La fondation Terra Nova a décidé de s’aventurer sur un terrain peu familier pour elle, celui de l’environnement, en proclamant, jeudi 23 novembre, qu’il était temps d’en finir avec le règne de la viande. Dans un rapport « La viande au menu de la transition alimentaire », auquel Le Monde a eu accès en exclusivité, le think tank orienté à gauche défend « un nouvel équilibre entre nos traditions alimentaires, nos exigences sanitaires, nos impératifs environnementaux et nos intérêts économiques ».

Dans le but d’atteindre un régime alimentaire composé de deux tiers de protéines végétales et d’un tiers d’animales – contre l’inverse aujourd’hui, les auteurs préconisent que d’ici vingt ans les Français divisent par deux leur consommation de viande et de poisson.

Un objectif réaliste selon Serge Hercberg, directeur de l’équipe de recherche en épidémiologie nutritionnelle de l’Institut national de la santé et de la recherche médicale (Inserm), qui a répondu à nos questions.

Le Monde : est-il bon pour la santé de répartir son régime alimentaire en deux tiers de protéines végétales et un tiers de protéines animales ? Par quoi les remplacer ?

Serge Hercberg : il n’y a pas de danger pour la santé de réduire la consommation de viande. La consommation de viande de boucherie (bœuf, porc, veau, mouton) ne doit pas dépasser 500 grammes par semaine, et 150 grammes pour la charcuterie. Au-delà de ces seuils, on augmente significativement le risque de cancer colorectal.
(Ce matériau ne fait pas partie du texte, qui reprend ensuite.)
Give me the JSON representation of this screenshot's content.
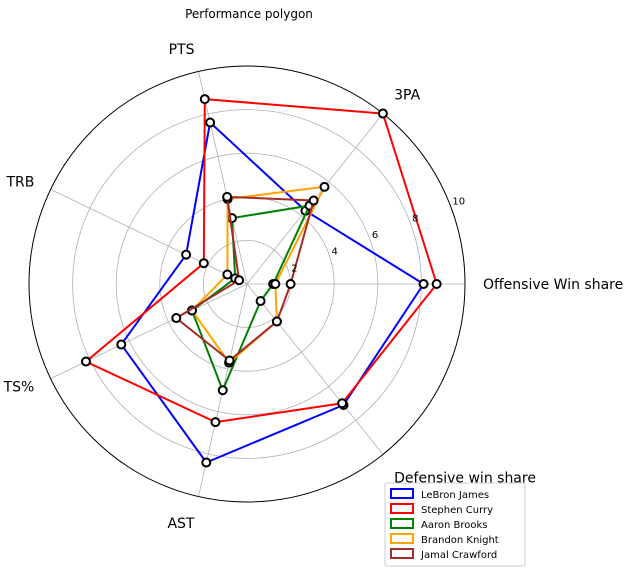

Sur un plan scientifique, on a du mal à donner des chiffres précis mais il est mieux de privilégier les aliments végétaux et de réduire les aliments d’origine animale. Les fruits et légumes apportent des éléments nutritifs qui permettent de réduire les risques de cancer et d’obésité. Quand on regarde les dernières recommandations du Haut Conseil de la santé publique, on voit aussi que l’on privilégie, aujourd’hui, la consommation d’éléments végétaux comme les légumineuses deux fois par semaine. C’est une bonne source de protéines qui compense l’absence de viande. De même avec les céréales complètes ou peu raffinées.

Faut-il manger des protéines (œufs, poissons ou viande) deux fois par jour ?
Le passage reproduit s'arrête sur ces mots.